Making Raw SQL Easier to Read with Row Factory

python sqlite postgre

One thing that annoy me when using raw query in Python is how the returned value is not “easy to remember”. Look at this query:

import sqlite3
con = sqlite3.connect("library.sqlite3")
query = "SELECT id, isbn, title FROM books"
con = con.execute(query)
rows = con.fetchall()

To print the returned value I must remember the index of each field:

for r in rows:
	print(f"{r[0]} - {r[1]} - {r[2]}")

# index 0 = id
# index 1 = isbn
# index 2 = title

1 - 1234567890 - Book 1 by Author 1
2 - 2345678901 - Book 1 by Author 1
3 - 3456789012 - Book 1 by Author 1
4 - 4567890123 - Book 1 by Author 2
5 - 5678901234 - Book 1 by Author 2

And if you think it’s only coming from sqlite, you’re wrong. I tried PostgreSQL with psycopg and it has same behavior:

import psycopg2
conn = psycopg2.connect()
cursor = conn.cursor()
query = "SELECT id, isbn, title FROM books"

cursor.execute(query)
rows = cursor.fetchall()
for r in rows:
    print(f"{r[0]} - {r[1]} - {r[2]}")

So is using ORM the answer? Luckily, it’s not the only answer. After reading the docs, I found sqlite and postgre lib have something called row factory.

Sqlite3.Row

import sqlite3
con = sqlite3.connect("library.sqlite3")
con.row_factory = sqlite3.Row  # add this

query = "SELECT id, isbn, title FROM books"
con = con.execute(query)
rows = con.fetchall()

for r in rows:
	print(f"{r['id']} - {r['isbn']} - {r['title']}")

Psycopg2.DictCursor

import psycopg2
from psycopg2 import extras

conn = psycopg2.connect()
cursor = conn.cursor(cursor_factory=extras.DictCursor)
query = "SELECT id, isbn, title FROM books"

cursor.execute(query)
rows = cursor.fetchall()
for r in rows:
    print(f"{r['id']} - {r['isbn']} - {r['title']}")

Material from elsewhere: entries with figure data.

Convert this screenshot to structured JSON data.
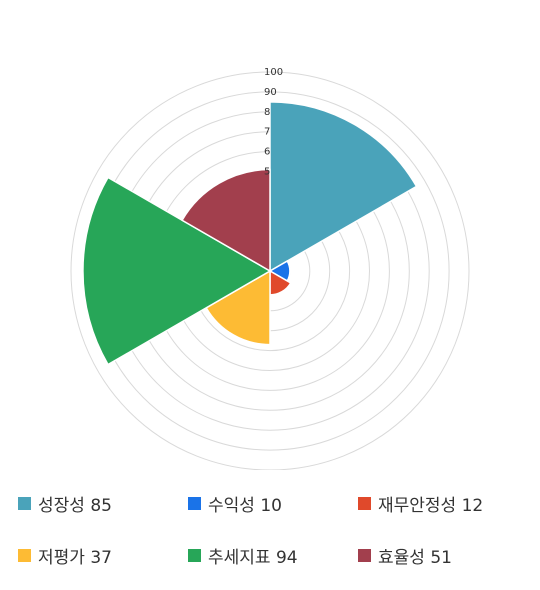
{
  "chart_data": {
    "type": "polar-area",
    "title": "",
    "radial_ticks": [
      "100",
      "90",
      "8",
      "7",
      "6",
      "5"
    ],
    "rmax": 100,
    "categories": [
      "성장성",
      "수익성",
      "재무안정성",
      "저평가",
      "추세지표",
      "효율성"
    ],
    "values": [
      85,
      10,
      12,
      37,
      94,
      51
    ],
    "colors": [
      "#4aa3ba",
      "#1a73e8",
      "#e0492b",
      "#fdbb34",
      "#27a658",
      "#a23f4d"
    ],
    "legend": [
      {
        "label": "성장성 85",
        "color": "#4aa3ba"
      },
      {
        "label": "수익성 10",
        "color": "#1a73e8"
      },
      {
        "label": "재무안정성 12",
        "color": "#e0492b"
      },
      {
        "label": "저평가 37",
        "color": "#fdbb34"
      },
      {
        "label": "추세지표 94",
        "color": "#27a658"
      },
      {
        "label": "효율성 51",
        "color": "#a23f4d"
      }
    ],
    "legend_position": "bottom"
  }
}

Or you can return result like ORM using dataclass (for sqlite or psycopg3) or NamedTuple (for psycopg2):

sqlite with Dataclass

import sqlite3
from dataclasses import dataclass

@dataclass
class Books:
	id: int
	isbn: str
	title: str

def converter_books(cursor, row):
	fields = [column[0] for column in cursor.description]
	return Books(**{k: v for k, v in zip(fields, row)})

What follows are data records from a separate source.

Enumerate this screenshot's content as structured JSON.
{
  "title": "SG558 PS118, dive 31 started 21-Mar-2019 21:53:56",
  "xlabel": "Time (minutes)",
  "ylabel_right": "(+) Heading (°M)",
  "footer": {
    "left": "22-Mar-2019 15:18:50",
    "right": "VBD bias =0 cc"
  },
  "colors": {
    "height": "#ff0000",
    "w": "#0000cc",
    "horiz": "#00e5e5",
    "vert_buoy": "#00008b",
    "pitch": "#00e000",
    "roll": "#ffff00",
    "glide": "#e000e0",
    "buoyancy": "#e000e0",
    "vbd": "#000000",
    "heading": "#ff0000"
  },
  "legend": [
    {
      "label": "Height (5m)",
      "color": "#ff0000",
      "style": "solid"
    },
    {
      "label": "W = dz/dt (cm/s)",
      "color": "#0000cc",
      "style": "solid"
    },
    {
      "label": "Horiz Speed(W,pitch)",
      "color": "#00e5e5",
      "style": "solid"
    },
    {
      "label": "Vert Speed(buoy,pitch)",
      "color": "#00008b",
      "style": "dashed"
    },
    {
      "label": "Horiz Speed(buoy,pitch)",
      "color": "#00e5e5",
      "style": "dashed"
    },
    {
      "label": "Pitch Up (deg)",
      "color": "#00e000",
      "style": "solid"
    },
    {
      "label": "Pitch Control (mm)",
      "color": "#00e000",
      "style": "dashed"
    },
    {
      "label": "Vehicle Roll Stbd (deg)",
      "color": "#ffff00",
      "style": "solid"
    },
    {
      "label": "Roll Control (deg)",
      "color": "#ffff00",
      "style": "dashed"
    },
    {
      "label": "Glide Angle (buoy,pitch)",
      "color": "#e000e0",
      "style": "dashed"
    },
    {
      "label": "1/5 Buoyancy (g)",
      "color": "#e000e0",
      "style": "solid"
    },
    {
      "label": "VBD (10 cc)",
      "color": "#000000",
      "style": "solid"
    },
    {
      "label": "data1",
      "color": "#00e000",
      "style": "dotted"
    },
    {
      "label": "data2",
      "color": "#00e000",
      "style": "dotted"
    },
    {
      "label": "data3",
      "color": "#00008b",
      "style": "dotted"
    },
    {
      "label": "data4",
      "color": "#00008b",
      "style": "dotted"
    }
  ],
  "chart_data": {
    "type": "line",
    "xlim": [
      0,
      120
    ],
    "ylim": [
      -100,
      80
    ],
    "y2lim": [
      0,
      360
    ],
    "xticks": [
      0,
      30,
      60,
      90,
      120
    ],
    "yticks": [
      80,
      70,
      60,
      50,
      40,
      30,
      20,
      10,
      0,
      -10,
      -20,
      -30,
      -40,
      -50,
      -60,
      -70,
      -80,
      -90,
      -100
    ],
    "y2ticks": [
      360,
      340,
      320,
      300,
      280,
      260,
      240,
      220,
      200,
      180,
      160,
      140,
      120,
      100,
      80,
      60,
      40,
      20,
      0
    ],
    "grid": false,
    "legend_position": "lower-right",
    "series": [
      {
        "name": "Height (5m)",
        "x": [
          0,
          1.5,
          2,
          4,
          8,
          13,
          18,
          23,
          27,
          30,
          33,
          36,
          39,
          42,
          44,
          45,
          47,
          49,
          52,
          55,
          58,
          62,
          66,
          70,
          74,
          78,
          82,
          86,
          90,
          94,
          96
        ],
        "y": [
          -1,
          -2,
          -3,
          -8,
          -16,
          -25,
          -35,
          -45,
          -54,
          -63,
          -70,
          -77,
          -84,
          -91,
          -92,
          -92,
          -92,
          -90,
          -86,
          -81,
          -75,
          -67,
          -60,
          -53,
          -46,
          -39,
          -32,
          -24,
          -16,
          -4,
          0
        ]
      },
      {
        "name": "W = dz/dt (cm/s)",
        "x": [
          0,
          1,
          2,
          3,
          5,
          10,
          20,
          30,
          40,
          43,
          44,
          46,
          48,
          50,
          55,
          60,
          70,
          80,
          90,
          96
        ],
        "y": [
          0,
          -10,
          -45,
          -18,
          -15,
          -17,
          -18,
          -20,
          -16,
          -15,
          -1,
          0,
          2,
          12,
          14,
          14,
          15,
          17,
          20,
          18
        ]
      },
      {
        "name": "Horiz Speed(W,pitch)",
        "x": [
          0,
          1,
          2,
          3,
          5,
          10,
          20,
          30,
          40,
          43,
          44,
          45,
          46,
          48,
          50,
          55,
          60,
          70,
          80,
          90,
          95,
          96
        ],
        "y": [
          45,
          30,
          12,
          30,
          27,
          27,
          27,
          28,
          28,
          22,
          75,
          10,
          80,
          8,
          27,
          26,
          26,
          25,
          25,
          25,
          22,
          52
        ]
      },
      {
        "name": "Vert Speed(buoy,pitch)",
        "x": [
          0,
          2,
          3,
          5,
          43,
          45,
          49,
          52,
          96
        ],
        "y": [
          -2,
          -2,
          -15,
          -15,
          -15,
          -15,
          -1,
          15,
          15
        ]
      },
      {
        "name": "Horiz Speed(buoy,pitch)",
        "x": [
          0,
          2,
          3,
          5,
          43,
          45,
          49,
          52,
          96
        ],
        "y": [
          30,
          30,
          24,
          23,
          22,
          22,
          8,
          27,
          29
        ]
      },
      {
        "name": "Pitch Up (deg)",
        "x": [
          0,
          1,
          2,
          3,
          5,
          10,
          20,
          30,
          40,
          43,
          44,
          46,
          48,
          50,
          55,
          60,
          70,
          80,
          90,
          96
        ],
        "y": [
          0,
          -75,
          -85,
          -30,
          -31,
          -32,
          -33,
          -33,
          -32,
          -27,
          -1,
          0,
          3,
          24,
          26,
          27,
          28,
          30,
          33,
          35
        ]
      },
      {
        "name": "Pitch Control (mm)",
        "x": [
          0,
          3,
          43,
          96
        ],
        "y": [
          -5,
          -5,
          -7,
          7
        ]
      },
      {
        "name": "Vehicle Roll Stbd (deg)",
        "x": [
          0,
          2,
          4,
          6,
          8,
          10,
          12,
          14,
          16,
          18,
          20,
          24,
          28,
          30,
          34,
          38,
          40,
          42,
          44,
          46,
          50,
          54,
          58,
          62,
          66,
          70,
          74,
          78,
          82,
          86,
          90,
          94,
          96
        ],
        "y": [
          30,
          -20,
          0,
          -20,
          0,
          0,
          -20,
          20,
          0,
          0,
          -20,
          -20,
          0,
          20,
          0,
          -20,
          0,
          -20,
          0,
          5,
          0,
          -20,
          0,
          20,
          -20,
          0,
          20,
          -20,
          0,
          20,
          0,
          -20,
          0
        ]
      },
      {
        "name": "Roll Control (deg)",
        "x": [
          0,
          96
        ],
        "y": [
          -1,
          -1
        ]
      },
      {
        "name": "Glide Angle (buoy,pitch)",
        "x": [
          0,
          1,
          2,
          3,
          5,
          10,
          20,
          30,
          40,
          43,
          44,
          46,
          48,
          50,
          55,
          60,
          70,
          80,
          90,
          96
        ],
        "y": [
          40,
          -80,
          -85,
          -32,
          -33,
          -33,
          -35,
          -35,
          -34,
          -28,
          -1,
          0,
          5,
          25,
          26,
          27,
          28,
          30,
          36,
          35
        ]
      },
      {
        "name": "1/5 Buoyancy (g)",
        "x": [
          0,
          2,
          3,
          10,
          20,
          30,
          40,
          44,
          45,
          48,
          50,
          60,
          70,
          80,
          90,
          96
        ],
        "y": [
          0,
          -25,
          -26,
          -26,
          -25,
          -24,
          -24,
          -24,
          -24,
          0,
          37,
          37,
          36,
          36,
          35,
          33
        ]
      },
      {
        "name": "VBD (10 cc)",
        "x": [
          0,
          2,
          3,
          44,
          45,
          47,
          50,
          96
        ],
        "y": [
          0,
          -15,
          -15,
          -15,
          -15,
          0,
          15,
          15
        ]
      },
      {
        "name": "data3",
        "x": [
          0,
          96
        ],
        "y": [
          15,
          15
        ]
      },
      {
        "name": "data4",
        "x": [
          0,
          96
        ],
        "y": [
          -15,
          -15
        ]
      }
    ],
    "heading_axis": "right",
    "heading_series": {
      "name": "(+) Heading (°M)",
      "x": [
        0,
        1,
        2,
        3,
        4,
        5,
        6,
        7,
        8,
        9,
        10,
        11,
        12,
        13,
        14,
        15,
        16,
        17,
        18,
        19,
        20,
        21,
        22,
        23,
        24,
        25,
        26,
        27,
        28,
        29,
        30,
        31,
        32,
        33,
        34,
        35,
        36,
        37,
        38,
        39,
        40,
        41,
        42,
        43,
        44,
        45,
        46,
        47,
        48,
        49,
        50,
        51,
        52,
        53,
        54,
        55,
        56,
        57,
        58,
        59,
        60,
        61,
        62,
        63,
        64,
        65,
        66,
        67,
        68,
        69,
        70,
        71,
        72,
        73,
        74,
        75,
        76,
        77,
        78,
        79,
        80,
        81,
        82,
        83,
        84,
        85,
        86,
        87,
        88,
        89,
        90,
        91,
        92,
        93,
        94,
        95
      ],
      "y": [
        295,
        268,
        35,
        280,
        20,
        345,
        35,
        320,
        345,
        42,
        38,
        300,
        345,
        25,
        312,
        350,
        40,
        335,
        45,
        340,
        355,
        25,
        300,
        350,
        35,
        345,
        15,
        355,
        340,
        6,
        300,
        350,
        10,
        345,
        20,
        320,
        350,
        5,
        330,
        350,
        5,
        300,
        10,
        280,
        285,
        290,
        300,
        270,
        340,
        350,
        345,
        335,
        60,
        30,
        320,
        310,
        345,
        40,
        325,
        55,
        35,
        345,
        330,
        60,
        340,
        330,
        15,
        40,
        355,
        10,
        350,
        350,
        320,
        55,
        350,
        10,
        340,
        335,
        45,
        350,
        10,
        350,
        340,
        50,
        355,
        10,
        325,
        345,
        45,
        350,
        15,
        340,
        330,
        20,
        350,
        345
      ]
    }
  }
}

con = sqlite3.connect("library.sqlite3")
con.row_factory = converter_books

query = "SELECT id, isbn, title FROM books"
con = con.execute(query)
rows = con.fetchall()

for r in rows:
	print(f"{r.id} - {r.isbn} - {r.title}")

Psycopg2 With NamedTuple

import psycopg2
from psycopg2 import extras

conn = psycopg2.connect()
cursor = conn.cursor(cursor_factory=extras.NamedTupleCursor)
query = "SELECT id, isbn, title FROM books"

cursor.execute(query)
rows = cursor.fetchall()
for r in rows:
    print(f"{r.id} - {r.isbn} - {r.title}")

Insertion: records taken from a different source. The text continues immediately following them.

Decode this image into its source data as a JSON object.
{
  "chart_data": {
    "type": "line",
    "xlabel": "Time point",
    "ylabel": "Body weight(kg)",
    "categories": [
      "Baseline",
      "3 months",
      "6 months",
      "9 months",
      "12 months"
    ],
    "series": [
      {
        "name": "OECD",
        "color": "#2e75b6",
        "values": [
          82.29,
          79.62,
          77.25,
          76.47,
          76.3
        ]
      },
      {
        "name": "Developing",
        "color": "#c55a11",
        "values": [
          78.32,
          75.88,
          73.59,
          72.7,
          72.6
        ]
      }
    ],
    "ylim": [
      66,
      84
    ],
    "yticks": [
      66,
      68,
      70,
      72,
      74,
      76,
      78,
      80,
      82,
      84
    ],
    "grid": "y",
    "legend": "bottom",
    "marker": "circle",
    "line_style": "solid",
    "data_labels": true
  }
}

Or another version of psycopg

Psycopg3 With Dataclass

import psycopg
from dataclasses import dataclass
from psycopg.rows import class_row

@dataclass
class Books:
    id: int
    isbn: str
    title: str

conn = psycopg.connect()
cursor = conn.cursor(row_factory=class_row(Books))
query = "SELECT id, isbn, title FROM books"

cursor.execute(query)
rows = cursor.fetchall()
for r in rows:
    print(f"{r.id} - {r.isbn} - {r.title}")

So which one is better?

I tried small benchmark and found out:

sqlite

Default:
11946 function calls in 0.157 seconds

sqlite3.Row:
11946 function calls in 0.165 seconds

Dataclass:
52279 function calls in 0.231 seconds

Psycopg

Default:
78624 function calls in 0.521 seconds

DictRow:
288642 function calls in 0.578 seconds

Dataclass/class_row:
288983 function calls in 0.569 seconds

So for sqlite I prefer sqlite3.Row, and for postgre I think class_row/dataclass is good enough.